In my recent article for The Border House I took on a number of the arguments made by a few starry eyed technophiles in favour of ending the practise of online anonymity. This is a significant issue for me that, in its many facets, presents me with the ultimate intersectional landscape on which to grow my ideas about interpersonal politics. In other words, it is very easy to talk about sex, race, power, class, and a range of issues surrounding both individual and group behaviour (group psychology and sociology), identity, and just plain old techno-geekery. It touches on a myriad of issues that are important to me.
What follows is a refinement of what I wrote for The Border House and an expansion of it.
I.- Setting Information Free(?)
It is very much worth mentioning that the central idea behind the anti-anonymity advocate’s vision is the firm belief that the death of anonymity will allow information to flow more freely. The reality, however, is that the end of anonymity means a significant lever of personal control will be wrenched away.

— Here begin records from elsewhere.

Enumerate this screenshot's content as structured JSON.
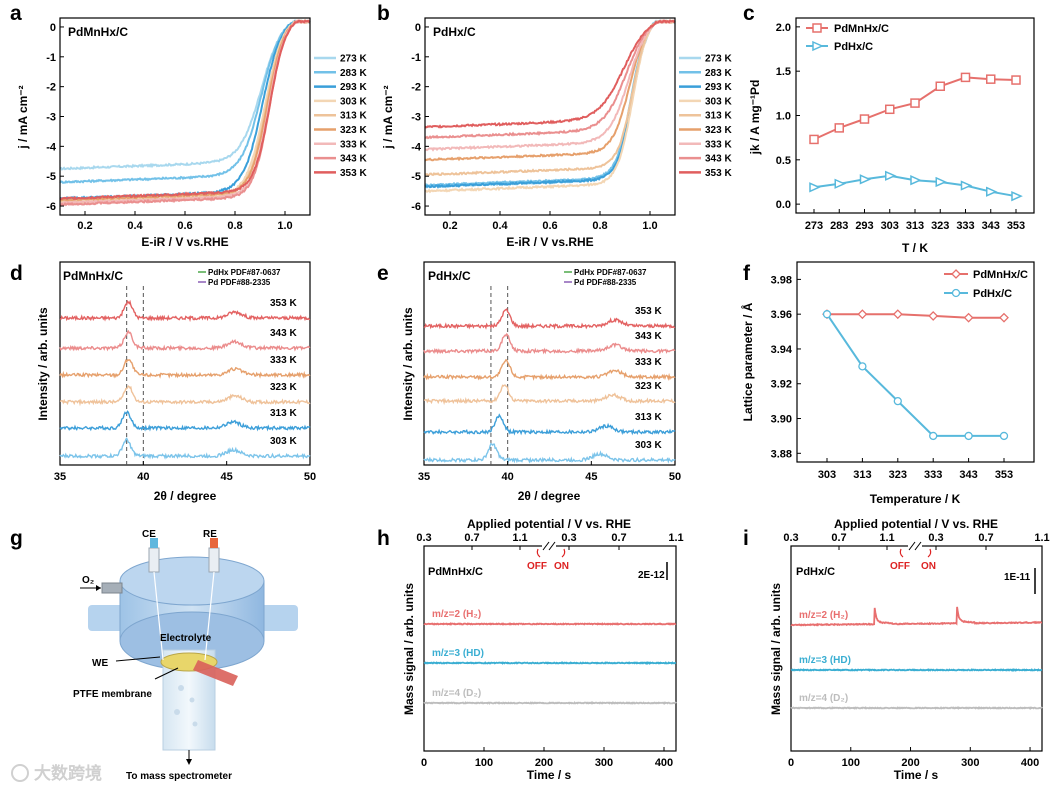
{
  "figure": {
    "panel_labels": [
      "a",
      "b",
      "c",
      "d",
      "e",
      "f",
      "g",
      "h",
      "i"
    ],
    "watermark": "大数跨境"
  },
  "chart_data": [
    {
      "panel": "a",
      "type": "line",
      "name": "PdMnHx/C",
      "xlabel": "E-iR / V vs.RHE",
      "ylabel": "j / mA cm⁻²",
      "xlim": [
        0.1,
        1.1
      ],
      "ylim": [
        -6.3,
        0.3
      ],
      "xticks": [
        "0.2",
        "0.4",
        "0.6",
        "0.8",
        "1.0"
      ],
      "yticks": [
        "0",
        "-1",
        "-2",
        "-3",
        "-4",
        "-5",
        "-6"
      ],
      "series": [
        {
          "name": "273 K",
          "plateau": -4.85,
          "e_half": 0.905,
          "slope": 0.042
        },
        {
          "name": "283 K",
          "plateau": -5.3,
          "e_half": 0.905,
          "slope": 0.04
        },
        {
          "name": "293 K",
          "plateau": -5.85,
          "e_half": 0.91,
          "slope": 0.038
        },
        {
          "name": "303 K",
          "plateau": -5.95,
          "e_half": 0.92,
          "slope": 0.036
        },
        {
          "name": "313 K",
          "plateau": -6.0,
          "e_half": 0.925,
          "slope": 0.035
        },
        {
          "name": "323 K",
          "plateau": -5.9,
          "e_half": 0.93,
          "slope": 0.034
        },
        {
          "name": "333 K",
          "plateau": -6.0,
          "e_half": 0.935,
          "slope": 0.033
        },
        {
          "name": "343 K",
          "plateau": -6.05,
          "e_half": 0.938,
          "slope": 0.032
        },
        {
          "name": "353 K",
          "plateau": -5.85,
          "e_half": 0.94,
          "slope": 0.032
        }
      ]
    },
    {
      "panel": "b",
      "type": "line",
      "name": "PdHx/C",
      "xlabel": "E-iR / V vs.RHE",
      "ylabel": "j / mA cm⁻²",
      "xlim": [
        0.1,
        1.1
      ],
      "ylim": [
        -6.3,
        0.3
      ],
      "xticks": [
        "0.2",
        "0.4",
        "0.6",
        "0.8",
        "1.0"
      ],
      "yticks": [
        "0",
        "-1",
        "-2",
        "-3",
        "-4",
        "-5",
        "-6"
      ],
      "series": [
        {
          "name": "273 K",
          "plateau": -5.45,
          "e_half": 0.925,
          "slope": 0.03
        },
        {
          "name": "283 K",
          "plateau": -5.4,
          "e_half": 0.925,
          "slope": 0.03
        },
        {
          "name": "293 K",
          "plateau": -5.45,
          "e_half": 0.93,
          "slope": 0.03
        },
        {
          "name": "303 K",
          "plateau": -5.6,
          "e_half": 0.93,
          "slope": 0.03
        },
        {
          "name": "313 K",
          "plateau": -5.05,
          "e_half": 0.93,
          "slope": 0.03
        },
        {
          "name": "323 K",
          "plateau": -4.55,
          "e_half": 0.92,
          "slope": 0.035
        },
        {
          "name": "333 K",
          "plateau": -4.2,
          "e_half": 0.915,
          "slope": 0.04
        },
        {
          "name": "343 K",
          "plateau": -3.8,
          "e_half": 0.905,
          "slope": 0.045
        },
        {
          "name": "353 K",
          "plateau": -3.45,
          "e_half": 0.895,
          "slope": 0.05
        }
      ]
    },
    {
      "panel": "c",
      "type": "line",
      "xlabel": "T / K",
      "ylabel": "jk / A mg⁻¹Pd",
      "categories": [
        "273",
        "283",
        "293",
        "303",
        "313",
        "323",
        "333",
        "343",
        "353"
      ],
      "ylim": [
        -0.1,
        2.1
      ],
      "yticks": [
        "0.0",
        "0.5",
        "1.0",
        "1.5",
        "2.0"
      ],
      "legend_position": "top-left",
      "series": [
        {
          "name": "PdMnHx/C",
          "values": [
            0.73,
            0.86,
            0.96,
            1.07,
            1.14,
            1.33,
            1.43,
            1.41,
            1.4
          ]
        },
        {
          "name": "PdHx/C",
          "values": [
            0.19,
            0.23,
            0.28,
            0.32,
            0.27,
            0.25,
            0.21,
            0.14,
            0.09
          ]
        }
      ]
    },
    {
      "panel": "d",
      "type": "line",
      "name": "PdMnHx/C",
      "xlabel": "2θ / degree",
      "ylabel": "Intensity / arb. units",
      "xlim": [
        35,
        50
      ],
      "xticks": [
        "35",
        "40",
        "45",
        "50"
      ],
      "reference_lines": [
        {
          "label": "PdHx PDF#87-0637",
          "x": 39.0
        },
        {
          "label": "Pd PDF#88-2335",
          "x": 40.0
        }
      ],
      "series": [
        {
          "name": "353 K",
          "peak1": 39.1,
          "peak2": 45.5
        },
        {
          "name": "343 K",
          "peak1": 39.1,
          "peak2": 45.5
        },
        {
          "name": "333 K",
          "peak1": 39.1,
          "peak2": 45.5
        },
        {
          "name": "323 K",
          "peak1": 39.1,
          "peak2": 45.5
        },
        {
          "name": "313 K",
          "peak1": 39.0,
          "peak2": 45.4
        },
        {
          "name": "303 K",
          "peak1": 39.0,
          "peak2": 45.4
        }
      ]
    },
    {
      "panel": "e",
      "type": "line",
      "name": "PdHx/C",
      "xlabel": "2θ / degree",
      "ylabel": "Intensity / arb. units",
      "xlim": [
        35,
        50
      ],
      "xticks": [
        "35",
        "40",
        "45",
        "50"
      ],
      "reference_lines": [
        {
          "label": "PdHx PDF#87-0637",
          "x": 39.0
        },
        {
          "label": "Pd PDF#88-2335",
          "x": 40.0
        }
      ],
      "series": [
        {
          "name": "353 K",
          "peak1": 39.9,
          "peak2": 46.4
        },
        {
          "name": "343 K",
          "peak1": 39.9,
          "peak2": 46.4
        },
        {
          "name": "333 K",
          "peak1": 39.9,
          "peak2": 46.4
        },
        {
          "name": "323 K",
          "peak1": 39.8,
          "peak2": 46.3
        },
        {
          "name": "313 K",
          "peak1": 39.5,
          "peak2": 45.9
        },
        {
          "name": "303 K",
          "peak1": 39.1,
          "peak2": 45.5
        }
      ]
    },
    {
      "panel": "f",
      "type": "line",
      "xlabel": "Temperature / K",
      "ylabel": "Lattice parameter / Å",
      "categories": [
        "303",
        "313",
        "323",
        "333",
        "343",
        "353"
      ],
      "ylim": [
        3.875,
        3.99
      ],
      "yticks": [
        "3.88",
        "3.90",
        "3.92",
        "3.94",
        "3.96",
        "3.98"
      ],
      "legend_position": "top-right",
      "series": [
        {
          "name": "PdMnHx/C",
          "values": [
            3.96,
            3.96,
            3.96,
            3.959,
            3.958,
            3.958
          ]
        },
        {
          "name": "PdHx/C",
          "values": [
            3.96,
            3.93,
            3.91,
            3.89,
            3.89,
            3.89
          ]
        }
      ]
    },
    {
      "panel": "h",
      "type": "line",
      "name": "PdMnHx/C",
      "xlabel": "Time / s",
      "ylabel": "Mass signal / arb. units",
      "top_axis_label": "Applied potential / V vs. RHE",
      "top_ticks": [
        "0.3",
        "0.7",
        "1.1",
        "0.3",
        "0.7",
        "1.1"
      ],
      "xlim": [
        0,
        420
      ],
      "xticks": [
        "0",
        "100",
        "200",
        "300",
        "400"
      ],
      "scale_bar": "2E-12",
      "markers": [
        "OFF",
        "ON"
      ],
      "series": [
        {
          "name": "m/z=2 (H₂)",
          "spikes": []
        },
        {
          "name": "m/z=3 (HD)",
          "spikes": []
        },
        {
          "name": "m/z=4 (D₂)",
          "spikes": []
        }
      ]
    },
    {
      "panel": "i",
      "type": "line",
      "name": "PdHx/C",
      "xlabel": "Time / s",
      "ylabel": "Mass signal / arb. units",
      "top_axis_label": "Applied potential / V vs. RHE",
      "top_ticks": [
        "0.3",
        "0.7",
        "1.1",
        "0.3",
        "0.7",
        "1.1"
      ],
      "xlim": [
        0,
        420
      ],
      "xticks": [
        "0",
        "100",
        "200",
        "300",
        "400"
      ],
      "scale_bar": "1E-11",
      "markers": [
        "OFF",
        "ON"
      ],
      "series": [
        {
          "name": "m/z=2 (H₂)",
          "spikes": [
            140,
            278
          ]
        },
        {
          "name": "m/z=3 (HD)",
          "spikes": []
        },
        {
          "name": "m/z=4 (D₂)",
          "spikes": []
        }
      ]
    }
  ],
  "schematic": {
    "labels": {
      "ce": "CE",
      "re": "RE",
      "o2": "O₂",
      "electrolyte": "Electrolyte",
      "we": "WE",
      "membrane": "PTFE membrane",
      "ms": "To mass spectrometer"
    }
  },
  "colors": {
    "temps": [
      "#a8d8ee",
      "#72c1e8",
      "#3a9fd9",
      "#f3d6b4",
      "#eec39a",
      "#e6a06c",
      "#f2b9b9",
      "#ea8f8f",
      "#e05e5e"
    ],
    "xrd": [
      "#e36262",
      "#eb8c8c",
      "#e6a06c",
      "#efc29a",
      "#3d9fd9",
      "#7cc4ea"
    ],
    "pdmn": "#e6706c",
    "pdh": "#58b9dc",
    "h2": "#e86f6f",
    "hd": "#3aaed2",
    "d2": "#bdbdbd",
    "ref1": "#4ea84a",
    "ref2": "#8a5fb5"
  }
}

To explain what I mean by this I should go into greater detail about the nature of the information being hotly debated at the moment. Invariably the two pieces of information most prized by the Zuckerbergs and their ideological fellow travellers are, in order of importance: legal names and recent, tasteful photographs. This is what I’ve long referred to as “driver’s licence info” and it is information of a very particular and discrete (if not discreet) type. Driver’s licence information actually has very little to do with your personality and who you are as a person. Such information can, in the case of some, affirm who they are (such as in the case of us trans folk) but even that is only the result of the primacy placed on this otherwise relatively un-telling data.
The reason it is so vitally important, the reason it is fought over like the bloodied scrap of earth it is, is because people in power have made that information a matter of life and death.
A name is what you decide to call yourself, and secondarily what others agree to call you. The ‘legal’ codification of it was merely a forerunner to the 20th century invention of serial numbers which are used to ‘identify’ us ever more finely as the owner of a legally sanctioned identity. Legal names are the foundation of this particular form of identification and are the essence of it. Their legality arises from governmental sanction, but it says nothing immediately genuine about who you are. The reason my own name speaks so powerfully to me is because I chose it. I sought to have it legally recognised because in our society where legal names are gold standards and wherein we must all have one, I felt the most self-empowering thing I could do would be to choose it. So indeed I have and my name is now recognised at various levels of officialdom.
But it was no less mine and no less true to me when it lacked legal recognition. It was my name from the moment I chose it in the company of a dear friend as I tepidly set out to claim a name as my own for the first time in my life. If anything my old legal name actually signal-jammed a good deal of truth that may have eminated from me years sooner, and equally blocked a lot that I might have otherwise taught myself. Obviously my old name was not solely responsible for this– a welter of other social conditions played their parts– but it had a starring role to play. We can discuss and debate the particulars but the fundaments of the matter are these:
My old legal name hid far more than it revealed, hindered more than it helped, and stifled far more than it liberated.
In other words it was actually an impediment to the free flow of information for it to be known and in the public record. It was an obstacle to me forging my own identity, right up to the multiple legal rigamaroles I had to endure in order to change it publicly.
Forcing me into a particular ‘legal identity’ closed doors, it did not open them. Who, precisely, is Mark Zuckerberg to adjudicate on which name is a person’s true name? These legal names are important, yes, but only for the same reason that, say, the institution of marriage is important: so many unjust privileges are bound up in it that we cannot help but pay close attention to its use. For precisely that same reason control of that information must remain in the hands of those with the least power. More broadly, it should remain in the hands of those who are the rightful adjudicators of such information: the people themselves.